At least it hadn’t been rotting flower stems that he had smelt when he had come into the room, he knew that now. Leaning on the desk, Schepp looked into what could still be seen of Doro’s eyes. He dared not close them. How long, he wondered, had she been sitting here dead, waiting for him? He attempted to take her pulse; he had to try several times; he feared the chill of her wrist so much that he flinched as soon as he touched it; he was sure, in any case, that there was nothing to be felt. Should he call a doctor? Oughtn’t he call a doctor?

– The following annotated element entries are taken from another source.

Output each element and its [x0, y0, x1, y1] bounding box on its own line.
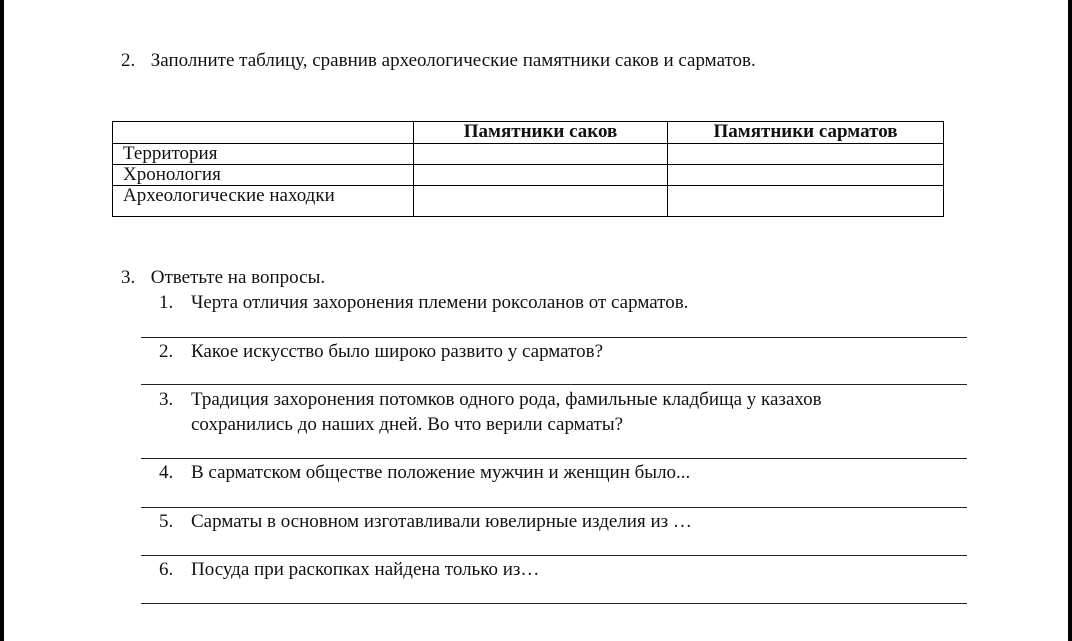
task-2-title: Заполните таблицу, сравнив археологические памятники саков и сарматов.: [150, 50, 756, 71]
answer-line-2[interactable]: [141, 384, 967, 385]
task-3-heading: [121, 267, 325, 289]
question-3-text-line-1: Традиция захоронения потомков одного рода, фамильные кладбища у казахов: [191, 389, 822, 410]
question-5-text: Сарматы в основном изготавливали ювелирные изделия из …: [191, 511, 692, 532]
cell-territory-saki[interactable]: [414, 144, 668, 165]
cell-territory-sarmaty[interactable]: [668, 144, 944, 165]
task-2-heading: [121, 50, 756, 72]
row-label-territory: Территория: [113, 144, 414, 165]
answer-line-6[interactable]: [141, 603, 967, 604]
task-2-number: 2.: [121, 50, 136, 71]
answer-line-4[interactable]: [141, 507, 967, 508]
question-1-number: 1.: [159, 292, 174, 313]
question-3-text-line-2: сохранились до наших дней. Во что верили сарматы?: [191, 414, 624, 435]
table-header-row: [113, 122, 944, 144]
question-5-number: 5.: [159, 511, 174, 532]
left-edge-border: [0, 0, 4, 641]
task-3-number: 3.: [121, 267, 136, 288]
right-edge-border: [1068, 0, 1072, 641]
cell-finds-sarmaty[interactable]: [668, 186, 944, 217]
table-row: [113, 144, 944, 165]
answer-line-1[interactable]: [141, 337, 967, 338]
header-sarmaty: Памятники сарматов: [668, 122, 944, 144]
cell-chronology-sarmaty[interactable]: [668, 165, 944, 186]
header-empty-cell: [113, 122, 414, 144]
question-2-number: 2.: [159, 341, 174, 362]
question-1-text: Черта отличия захоронения племени роксоланов от сарматов.: [191, 292, 689, 313]
question-6-text: Посуда при раскопках найдена только из…: [191, 559, 540, 580]
header-saki: Памятники саков: [414, 122, 668, 144]
question-2-text: Какое искусство было широко развито у сарматов?: [191, 341, 604, 362]
row-label-finds: Археологические находки: [113, 186, 414, 217]
question-6-number: 6.: [159, 559, 174, 580]
question-3-number: 3.: [159, 389, 174, 410]
question-4-number: 4.: [159, 462, 174, 483]
question-4-text: В сарматском обществе положение мужчин и женщин было...: [191, 462, 691, 483]
comparison-table: [112, 121, 944, 217]
row-label-chronology: Хронология: [113, 165, 414, 186]
answer-line-5[interactable]: [141, 555, 967, 556]
table-row: [113, 165, 944, 186]
cell-chronology-saki[interactable]: [414, 165, 668, 186]
cell-finds-saki[interactable]: [414, 186, 668, 217]
table-row: [113, 186, 944, 217]
answer-line-3[interactable]: [141, 458, 967, 459]
task-3-title: Ответьте на вопросы.: [150, 267, 326, 288]
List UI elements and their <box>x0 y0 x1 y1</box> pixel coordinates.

He stared across the parquet and into the great void; he saw himself immobilized at his mother’s deathbed because he could not bring himself to touch her in farewell, he saw himself finally, wordlessly, placing his hand on her forehead — and that immediately brought him back to the hard, oaken presence of the desk on which one of his manuscripts appeared to be lying. Obviously Doro had been editing it and, in her usual way, annotating the pages, summarizing her impressions; the top sheet was three-quarters covered with her firm handwriting. Or rather, only the first lines were written in that familiar script, then the characters visibly slipped sideways. Schepp bent closer to the page; the letters appeared very untidy, Doro would never have set them down like that, not in full possession of her senses. Soon whole words were sliding away from her; here and there the paper had absorbed water from the glass she had knocked over, and the ink had run. Schepp almost reached towards the manuscript to put it somewhere dry. Only then to embrace Doro, warm her, perhaps put her to bed and sit beside her until she awoke. But the sight of her kept him at a distance, the sight of her face frozen into a mask, alarmingly peaceful, already alarmingly unfamiliar, smooth, almost unwrinkled, surprisingly like the face of her sister, who was still under fifty, how strange. To think, reflected Schepp, trying to hide in the shelter of his hands, to think that you grow younger in death. Then his throat tightened as a great wave of misery washed over him. When he could move again, the clock on the Church of the Good Shepherd was striking eleven. He hesitantly touched Doro’s right hand and once more shrank from the cold skin and its waxen feel, like a layer of varnish. Finally he took her left arm, which had slipped off the desk, holding it by the sleeve of her kimono and carefully replacing it where he thought it belonged, beside the manuscript. Her hand was swollen and purplish-red, her forearm a shade of violet. Schepp stared at the pale pressure marks that, despite his caution, he had left on Doro’s arm. The longer he looked, the more blood seemed to flow back into it. The silence of the room closed gently around her again. Overwhelmed, Schepp breathed in the smell of death.

Finally he looked back at the stack of paper that Doro had left for him. Yes — it hit him like a sudden revelation — that was the first, the most important thing to do. He had to read those pages, find out what her last message was. How relieved he felt all at once! As if some kind of hope could be derived from that act. The idea that another action might be more appropriate, considering that he had spent half his life with the deceased, did not cross his mind.